In early November, the country elected its first Black woman Vice President, Howard University alum, Kamala Harris. We watched the solidly red state, Georgia, flip to blue, thanks to the city of Atlanta, run by Florida A&M alum, Mayor Keisha Lance-Bottoms, and the grassroots work of Spelman graduate, Stacey Abrams. Fast forward a couple of months and in early January we elected the 11th Black Senator, Rev. Raphael Warnock, who is a graduate of Morehouse College.
Historically Black colleges and universities have been, since their inception, training grounds for barrier breakers in all fields. Despite producing the top talent in this country, HBCUs still remain underfunded and underappreciated in conversations surrounding education.

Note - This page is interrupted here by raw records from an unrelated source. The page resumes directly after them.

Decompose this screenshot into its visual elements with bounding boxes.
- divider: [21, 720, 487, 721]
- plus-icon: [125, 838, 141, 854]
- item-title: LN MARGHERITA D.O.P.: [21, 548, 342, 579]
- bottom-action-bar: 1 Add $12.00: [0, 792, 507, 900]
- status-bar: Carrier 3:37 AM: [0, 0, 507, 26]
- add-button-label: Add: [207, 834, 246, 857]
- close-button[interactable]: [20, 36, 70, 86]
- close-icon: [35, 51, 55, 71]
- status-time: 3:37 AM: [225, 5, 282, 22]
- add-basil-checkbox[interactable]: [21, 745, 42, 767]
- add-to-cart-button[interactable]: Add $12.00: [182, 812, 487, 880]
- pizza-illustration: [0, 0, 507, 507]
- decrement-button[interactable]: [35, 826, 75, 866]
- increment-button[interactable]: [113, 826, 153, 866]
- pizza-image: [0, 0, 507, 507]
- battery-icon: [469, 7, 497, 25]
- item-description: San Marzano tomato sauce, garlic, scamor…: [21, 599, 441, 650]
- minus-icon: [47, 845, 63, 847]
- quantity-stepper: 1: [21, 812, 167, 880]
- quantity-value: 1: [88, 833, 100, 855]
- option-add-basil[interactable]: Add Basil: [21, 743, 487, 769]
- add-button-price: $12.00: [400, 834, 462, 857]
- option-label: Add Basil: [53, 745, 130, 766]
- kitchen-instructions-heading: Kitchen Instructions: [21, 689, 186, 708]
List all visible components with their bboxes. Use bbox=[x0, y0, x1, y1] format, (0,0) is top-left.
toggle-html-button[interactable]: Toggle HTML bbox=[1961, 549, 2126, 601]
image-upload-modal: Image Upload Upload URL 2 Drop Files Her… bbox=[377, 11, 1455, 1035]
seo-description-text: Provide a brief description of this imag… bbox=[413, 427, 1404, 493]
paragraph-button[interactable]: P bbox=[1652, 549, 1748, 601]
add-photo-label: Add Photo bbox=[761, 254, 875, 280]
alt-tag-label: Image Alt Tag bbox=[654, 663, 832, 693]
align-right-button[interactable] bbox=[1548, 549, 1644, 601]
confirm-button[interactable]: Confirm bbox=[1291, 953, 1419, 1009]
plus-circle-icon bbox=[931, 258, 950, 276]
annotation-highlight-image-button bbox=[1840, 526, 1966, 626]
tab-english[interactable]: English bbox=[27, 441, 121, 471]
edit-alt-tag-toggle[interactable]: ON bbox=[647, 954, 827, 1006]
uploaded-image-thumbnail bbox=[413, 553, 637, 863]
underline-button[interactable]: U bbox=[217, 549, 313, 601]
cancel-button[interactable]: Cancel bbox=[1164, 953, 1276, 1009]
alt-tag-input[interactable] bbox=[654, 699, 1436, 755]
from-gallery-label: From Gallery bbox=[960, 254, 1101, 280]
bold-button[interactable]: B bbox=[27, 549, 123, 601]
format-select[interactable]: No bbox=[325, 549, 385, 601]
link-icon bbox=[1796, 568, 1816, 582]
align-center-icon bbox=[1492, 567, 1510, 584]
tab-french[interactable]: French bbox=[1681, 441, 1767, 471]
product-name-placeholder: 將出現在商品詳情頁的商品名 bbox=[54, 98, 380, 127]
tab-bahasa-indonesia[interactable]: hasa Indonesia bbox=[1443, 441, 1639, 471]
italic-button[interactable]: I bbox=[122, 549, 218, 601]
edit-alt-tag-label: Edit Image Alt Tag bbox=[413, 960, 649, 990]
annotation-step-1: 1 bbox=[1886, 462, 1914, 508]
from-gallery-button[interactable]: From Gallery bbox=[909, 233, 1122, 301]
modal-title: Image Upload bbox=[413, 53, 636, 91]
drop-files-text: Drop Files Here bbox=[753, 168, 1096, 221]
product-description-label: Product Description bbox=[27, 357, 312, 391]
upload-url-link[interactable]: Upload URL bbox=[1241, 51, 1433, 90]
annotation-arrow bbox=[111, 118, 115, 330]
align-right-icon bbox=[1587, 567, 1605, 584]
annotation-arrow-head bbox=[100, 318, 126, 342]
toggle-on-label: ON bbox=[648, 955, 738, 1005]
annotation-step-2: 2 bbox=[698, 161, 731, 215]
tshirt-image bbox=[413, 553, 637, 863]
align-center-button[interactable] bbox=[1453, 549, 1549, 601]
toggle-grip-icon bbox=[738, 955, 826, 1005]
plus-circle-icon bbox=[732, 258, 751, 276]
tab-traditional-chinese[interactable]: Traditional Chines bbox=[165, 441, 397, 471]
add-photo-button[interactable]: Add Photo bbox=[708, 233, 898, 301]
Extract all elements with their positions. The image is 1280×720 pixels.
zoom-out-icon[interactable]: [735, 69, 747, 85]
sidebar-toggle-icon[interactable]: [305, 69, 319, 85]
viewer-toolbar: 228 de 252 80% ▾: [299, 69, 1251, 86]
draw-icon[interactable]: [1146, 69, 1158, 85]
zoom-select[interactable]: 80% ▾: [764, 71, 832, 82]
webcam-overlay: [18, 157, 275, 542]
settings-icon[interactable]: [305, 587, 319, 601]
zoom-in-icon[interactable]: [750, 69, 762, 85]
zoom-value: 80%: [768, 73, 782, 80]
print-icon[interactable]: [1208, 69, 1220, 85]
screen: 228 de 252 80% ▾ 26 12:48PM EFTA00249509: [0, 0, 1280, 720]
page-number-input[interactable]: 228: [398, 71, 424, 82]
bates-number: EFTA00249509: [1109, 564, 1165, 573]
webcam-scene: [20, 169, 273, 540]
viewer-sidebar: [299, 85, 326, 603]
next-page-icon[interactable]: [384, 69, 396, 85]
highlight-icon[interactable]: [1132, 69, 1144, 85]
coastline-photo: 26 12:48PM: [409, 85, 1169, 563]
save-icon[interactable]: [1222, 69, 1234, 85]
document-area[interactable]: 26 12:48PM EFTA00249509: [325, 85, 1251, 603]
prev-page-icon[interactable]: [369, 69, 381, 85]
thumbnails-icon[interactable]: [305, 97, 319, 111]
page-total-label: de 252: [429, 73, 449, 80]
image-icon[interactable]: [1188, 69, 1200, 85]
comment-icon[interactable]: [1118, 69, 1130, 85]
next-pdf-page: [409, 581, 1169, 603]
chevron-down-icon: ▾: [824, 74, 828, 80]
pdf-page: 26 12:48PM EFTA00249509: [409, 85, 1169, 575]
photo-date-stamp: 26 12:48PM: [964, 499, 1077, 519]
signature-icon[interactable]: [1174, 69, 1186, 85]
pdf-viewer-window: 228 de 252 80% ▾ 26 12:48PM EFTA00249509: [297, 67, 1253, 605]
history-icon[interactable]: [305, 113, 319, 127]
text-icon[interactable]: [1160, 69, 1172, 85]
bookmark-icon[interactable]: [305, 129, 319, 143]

In 1837, Cheyney University became the nation's first HBCU. Today, there are 107 HBCUs in the United States. These institutions of higher learning are responsible for 20% of Black graduates, and produce 80% of Black judges and 50% of Black doctors and lawyers. Notable alumni include Rev. Jesse Jackson, Dr. Martin Luther King Jr., Toni Morrison and Oprah Winfrey. Historically Black colleges and universities are at the pinnacle of Black excellence, yet they do not receive the same recognition and support as predominantly white institutions.
Financially HBCUs are often left underfunded. HBCUs endowments are about 70% lower than PWIs. 15 Black institutions have closed since 1997. In recent years we have seen Black institutions such as Morris Brown College and Bennett College lose their accreditation due in part to finances. These financial struggles are frustrating because of the influence that these schools have on the Black community in creating Black professionals.
With so many HBCUs on the brink of financial ruin, the recent gifts of philanthropist Mackenzie Scott is a much-needed effort to support Black colleges and University. Scott donated a total of $4.2 billion in 2020, with HBCUs like Howard University, Tougaloo College, Dillard University and Norfolk State University being some of many HBCUs on the list. These resources are much needed to fund research centers, programs and scholarships for students to continue to advance their studies.
We also see HBCUs left out of conversations when discussing top universities in the country. Oftentimes, an education from an HBCU is viewed as inferior to an education from a predominately white Institution. This narrative must shift because Black schools are leading in delivering Black talent. EICOP’s HBCU in LA works to recruit students of color from historically Black institutions to diversify the workforce in the entertainment industry. This push from programs like this is what is needed to reaffirm the potential of students who graduate from historical Black institutions of higher learning.
This election cycle had many highlights, with an important one being, investing in HBCUs. It is hard to watch graduates of Spelman College, Florida A&M University, Morehouse College and Howard University work together to mobilize Black voters in unprecedented ways and not get excited about the talent that is sitting in our classrooms at HBCUs. Graduates of Black universities are innovators and change-makers. It is important that we pour our resources into and focus on the talent in these institutions to ensure HBCUs remain at the nexus of Black education.